= Baba Dharam Dass =

Holy man in 16–17th-century India

Baba Dharam Dass was a Jain holy man in Punjab during the reign of the Mughal emperor Akbar.

== Biography ==
Dharam Dass may have been a descendant of the original Oshowal Jain zamindars invited by Man Singh to settle in the Pasrur region. As per lore, Dharam Dass was a pious Jain from Pasrur who sold clothing bundles on horseback to take it to market in neighbouring areas. However, one day Dharam Dass' horse came back without him and it was assumed he was murdered and cremated him in a field. As per Madan Lal Jain, Dharam Dass died around 300 years ago.

== Shrines ==
A samadhi shrine was built dedicated to him on the outskirts of Pasrur, Punjab, which is now in ruins. It was one of the most sacred Jain sites in Pakistan. The shrine may be located near Gurdwara Manji Sahib in Deoka/Degh, Pasrur.
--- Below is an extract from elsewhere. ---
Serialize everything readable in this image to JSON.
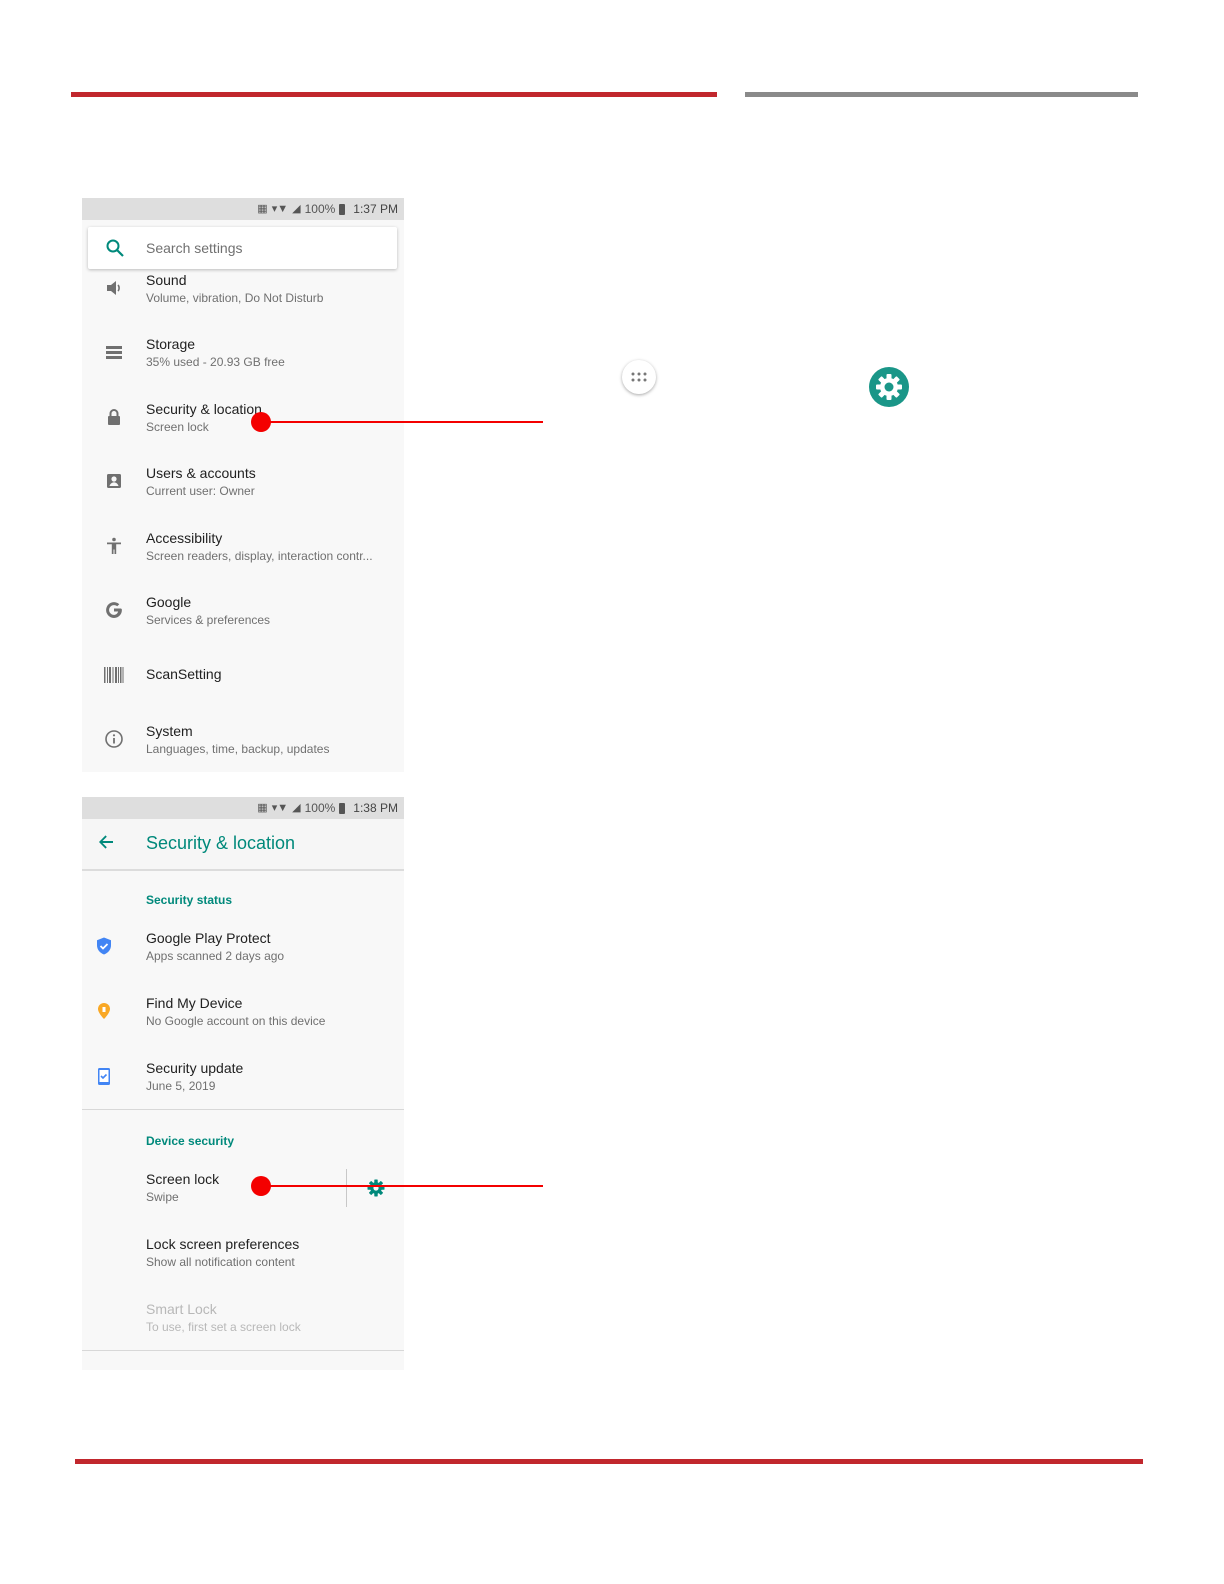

In the 1980s, some Indians visited the shrine to take some bricks to make replica shrines in India. Two shrines in India dedicated to him that are replicas of the original shrine in Pasrur are located in Meerut and Ludhiana. The Duggar lineage of Oswal Jains claim Dharam Dass as an ancestor worship him. When a male member of the Pasrur Jain community reaches the age of five, the mundan ceremony is performed at a shrine of Dharam Dass.